CofD's Skill set is the way it is for the same reason their Resource Merit works the way it works: the character sheet is an abstraction and meant to work within the context of a table, with a consistent storyteller that will look a master photographer who wants to suddenly write a Nebula-winning novel a look like 'yeah, okay, settle down, Renaissance Man'.
If your dude with Academics five is a historian, he probably shouldn't automatically know all about Law. However--he does have a 5 in Academics, which speaks to a level of dedication within an academic lifestyle that might, with some time (i.e. research) give him the knowledge needed. So someone with Academics 5 might be able to roll at a low difficulty (no penalties) to answer an obscure history question, but if the question is about Mississippi Law, he might be like, 'I can totally answer that if you give me a few hours and an internet connection'.
The problem is people don't viedw it this way.
Crafts is a weird Skill, no doubt. However, the things that fit into Crafts are often not terribly useful within a campaign as the game was designed to be played. You typically use Crafts for mechanics, of making explosions, or building traps, or eventually, making weapons. These are things that people in the situations the characters find themselves often need to learn to do as a group of Skills.
One good way of viewing Crafts is probably the same way Drive views riding motorcycles. If you're not familiar or forgot, if you have no Drive Skill, you can't ride a motorcycle at all, or at least with a lot of difficulty, mostly because you don't have the Skill (-1), and you don't have the Specialty (-2, see next point). If you have Drive, you ride a motorcycle with a -2 penalty. The only way to get rid of this penalty is by buying the Motorcyle Specialty for Drive, which works as a normal Specialty, and also gets rid of the Penalty (which is why if you don't have the Skill at all, you're at -3).
It would be easy to apply this backwards to Crafts and Expression and Academics, for example. When you take your first dot in the Skill, pick an area. Anything that falls into any other area gets a -2, unless you buy the appropriate Specialty. Of course, this comes with its own problem, because let's say my character has Academics 5 and he's a Historian. Okay, great. But he's tired of taking the -2 to Law. so he buys the Law Specialty. Now he has 5 Skill dice for History stuff, and 6 for Law stuff. WTF?
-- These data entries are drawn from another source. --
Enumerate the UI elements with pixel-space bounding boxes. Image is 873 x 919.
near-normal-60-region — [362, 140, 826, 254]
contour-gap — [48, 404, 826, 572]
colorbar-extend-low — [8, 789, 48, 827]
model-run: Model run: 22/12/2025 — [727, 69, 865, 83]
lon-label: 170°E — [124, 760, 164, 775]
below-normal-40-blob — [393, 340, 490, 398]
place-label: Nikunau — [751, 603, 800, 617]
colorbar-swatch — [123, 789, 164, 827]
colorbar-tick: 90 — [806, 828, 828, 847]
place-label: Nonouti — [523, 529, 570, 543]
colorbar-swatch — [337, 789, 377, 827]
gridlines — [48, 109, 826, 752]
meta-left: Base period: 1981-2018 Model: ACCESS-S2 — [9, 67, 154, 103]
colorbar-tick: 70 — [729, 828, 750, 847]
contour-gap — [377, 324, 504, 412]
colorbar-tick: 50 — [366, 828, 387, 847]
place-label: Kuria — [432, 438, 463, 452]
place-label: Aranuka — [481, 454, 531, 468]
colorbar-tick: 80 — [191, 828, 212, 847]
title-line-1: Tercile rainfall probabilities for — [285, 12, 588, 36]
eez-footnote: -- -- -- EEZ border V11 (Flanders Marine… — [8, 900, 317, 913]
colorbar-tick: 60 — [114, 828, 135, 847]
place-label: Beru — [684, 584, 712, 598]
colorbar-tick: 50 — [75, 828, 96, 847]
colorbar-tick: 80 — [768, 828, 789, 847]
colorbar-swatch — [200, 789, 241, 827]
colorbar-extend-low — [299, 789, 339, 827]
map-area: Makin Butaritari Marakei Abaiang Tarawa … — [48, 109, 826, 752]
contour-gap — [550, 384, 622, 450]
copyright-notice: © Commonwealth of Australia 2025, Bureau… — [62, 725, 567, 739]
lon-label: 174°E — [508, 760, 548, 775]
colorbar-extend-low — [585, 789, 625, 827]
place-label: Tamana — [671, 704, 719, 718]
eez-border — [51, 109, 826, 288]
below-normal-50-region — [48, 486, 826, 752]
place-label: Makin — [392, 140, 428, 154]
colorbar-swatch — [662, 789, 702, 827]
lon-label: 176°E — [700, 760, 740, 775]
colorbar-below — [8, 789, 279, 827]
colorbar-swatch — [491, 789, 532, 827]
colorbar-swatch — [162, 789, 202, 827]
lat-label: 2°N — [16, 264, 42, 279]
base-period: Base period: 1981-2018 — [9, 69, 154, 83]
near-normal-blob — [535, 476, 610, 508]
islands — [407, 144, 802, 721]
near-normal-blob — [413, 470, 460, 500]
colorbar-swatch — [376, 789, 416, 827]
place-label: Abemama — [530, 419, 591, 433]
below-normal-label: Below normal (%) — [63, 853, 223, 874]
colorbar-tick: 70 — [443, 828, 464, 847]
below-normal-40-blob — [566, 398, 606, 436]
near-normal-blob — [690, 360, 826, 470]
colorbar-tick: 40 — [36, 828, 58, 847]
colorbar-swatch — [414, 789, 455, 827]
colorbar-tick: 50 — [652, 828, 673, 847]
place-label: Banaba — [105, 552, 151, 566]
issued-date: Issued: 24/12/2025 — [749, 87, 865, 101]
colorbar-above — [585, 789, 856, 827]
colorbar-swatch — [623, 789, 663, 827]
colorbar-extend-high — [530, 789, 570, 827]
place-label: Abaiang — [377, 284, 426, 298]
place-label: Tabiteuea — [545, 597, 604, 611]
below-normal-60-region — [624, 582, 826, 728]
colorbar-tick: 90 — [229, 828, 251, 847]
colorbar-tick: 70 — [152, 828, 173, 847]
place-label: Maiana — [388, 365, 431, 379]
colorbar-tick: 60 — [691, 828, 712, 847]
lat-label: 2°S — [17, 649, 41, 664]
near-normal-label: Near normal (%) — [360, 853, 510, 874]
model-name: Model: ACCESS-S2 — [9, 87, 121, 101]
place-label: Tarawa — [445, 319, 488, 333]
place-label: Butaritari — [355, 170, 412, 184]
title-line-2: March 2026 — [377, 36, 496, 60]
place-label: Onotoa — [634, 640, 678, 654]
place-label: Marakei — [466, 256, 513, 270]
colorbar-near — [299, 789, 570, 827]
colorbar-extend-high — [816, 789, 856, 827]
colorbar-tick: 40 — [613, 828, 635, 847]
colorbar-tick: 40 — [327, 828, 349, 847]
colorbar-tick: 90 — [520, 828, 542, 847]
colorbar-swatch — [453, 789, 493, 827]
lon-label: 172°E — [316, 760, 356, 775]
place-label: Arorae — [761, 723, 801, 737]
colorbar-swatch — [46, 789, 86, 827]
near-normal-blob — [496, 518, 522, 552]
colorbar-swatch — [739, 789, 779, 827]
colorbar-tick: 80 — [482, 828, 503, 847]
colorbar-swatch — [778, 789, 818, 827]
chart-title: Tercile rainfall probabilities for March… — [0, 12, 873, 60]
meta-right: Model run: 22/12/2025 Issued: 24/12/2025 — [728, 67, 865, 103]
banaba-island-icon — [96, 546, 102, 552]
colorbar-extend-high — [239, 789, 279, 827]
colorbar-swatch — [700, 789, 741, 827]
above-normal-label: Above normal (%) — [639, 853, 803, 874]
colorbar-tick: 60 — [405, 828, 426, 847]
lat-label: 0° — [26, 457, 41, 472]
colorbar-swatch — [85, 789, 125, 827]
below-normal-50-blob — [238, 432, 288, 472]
So, you know. Somewhere in between.
Personally, I'm fine with how it is. PCs should be special in some ways, and making people who have (often criminally underused) Skills like Expression, Academics, Science, and Crafts effective polyglots in those areas is fine.
Plus, while the CofD is gritty and all that, it's still pretty shiny in terms of character tropes. How many scientists on TV and in movies are surprise experts in basically every scientific field? It's almost like it should be a trope of some sort.